My response: If we teach the young to maverize as enlightened egoists, then they will possess the will and confidence to know they are actively worthy, useful and agile and aggressive enough to retool their skills and behaviors so that they are fit and fit  into the changing culture, that good will, liberty, prosperity and peace can become civil reality, because a majority of the maverizers, the majority of the masses, insist that  civilization and law and order are their due, and it is their enforced, mandated will for the society as a whole.

H: “The new industrial revolution holds the promise of an unprecedented abundance for all, and there is a chance that in the free world the masses, though largely unemployed, will still get their share of the good things in life. But unless there is a radical change in our conception of what is useful, worthwhile and efficient, it is hard to see how an economic millennium could possibly create optimal conditions for general tolerance and benevolence.”

My response: If individuating American masses, as inventive and quick as anticipated, run out of jobs, they will create more businesses and jobs out of thing are, and those possibilities and potentials are near infinite. This will provide most nonindividuating people with a sense of usefulness, worth and fittedness, and able to enjoy the unbought grace of life as a contributor, so they will not detract from social stability, general tolerance, or benevolence.

Even individuators, with more jobs online, will feel useful and fitting due to being employed, and further, will feel useful and fitting, even if starving and unemployed, due to personal, satisfying development.

Hoffer: “Under our scheme of values, affluence and leisure, may well intensify the tendencies towards national and racial exclusiveness.

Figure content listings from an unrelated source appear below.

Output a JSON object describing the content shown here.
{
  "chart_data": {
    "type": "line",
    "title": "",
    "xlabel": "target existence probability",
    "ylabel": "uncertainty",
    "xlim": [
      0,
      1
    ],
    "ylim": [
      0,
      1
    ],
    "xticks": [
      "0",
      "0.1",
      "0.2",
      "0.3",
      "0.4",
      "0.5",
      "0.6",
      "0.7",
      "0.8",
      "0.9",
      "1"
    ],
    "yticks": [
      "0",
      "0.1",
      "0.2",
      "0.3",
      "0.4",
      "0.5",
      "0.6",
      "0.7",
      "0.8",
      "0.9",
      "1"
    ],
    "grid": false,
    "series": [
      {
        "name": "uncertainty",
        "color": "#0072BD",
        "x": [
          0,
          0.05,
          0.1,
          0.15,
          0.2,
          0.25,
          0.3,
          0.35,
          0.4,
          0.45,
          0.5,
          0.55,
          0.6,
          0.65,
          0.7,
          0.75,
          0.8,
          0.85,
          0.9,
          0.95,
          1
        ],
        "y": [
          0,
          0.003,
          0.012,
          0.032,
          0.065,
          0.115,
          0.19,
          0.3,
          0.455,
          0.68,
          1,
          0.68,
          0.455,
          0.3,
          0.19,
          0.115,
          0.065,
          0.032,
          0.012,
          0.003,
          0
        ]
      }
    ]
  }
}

It is not the overworked and underpaid who make up the ranks of the D.A.R., the Dixiecrats, and similar organizations here and elsewhere. In an indolent population living off the fat of the land, the vital need for an unquestioned sense of worth and usefulness is bound to find expression in an intensified pursuit of explosive substitutes.”

My response: As Mavellonialism spreads, individuators will create jobs and grow the economy and spend a lifetime personal developing their talents, so there cumulatively should be little need or response for the masses to seek explosive substitutes leading to upheaval or social displacement of peoples.

 

H: “At bottom, a country’s efficiency must be measured by the degree to which it realizes its human potentialities.”

My response: This national efficiency can only measured as achieving its aim if a people increasingly, willingly as moral agents, insist upon self-realizing in service to an individuated/individuating good deity, as is implied by adopting egoist morality as our national moral code, and future tradition.

H: “Industry, agriculture, and the exploitation of natural resources cannot be deemed efficient if they do not serve as the means for the realization of intellectual, artistic, and manipulative capacities inherent in a population.

Now that the new industrial revolution is on the way to solving the problems of means, and we can catch our breath, it behooves us to remember that man’s only legitimate end in life is to finish God’s work—to bring to full growth the capacities and talents implanted in us. A population dedicated to this end will not necessarily overflow with the milk of human kindness, but it will not try to prove its worth by proclaiming the superiority and exclusiveness of its nation, race, or doctrine.”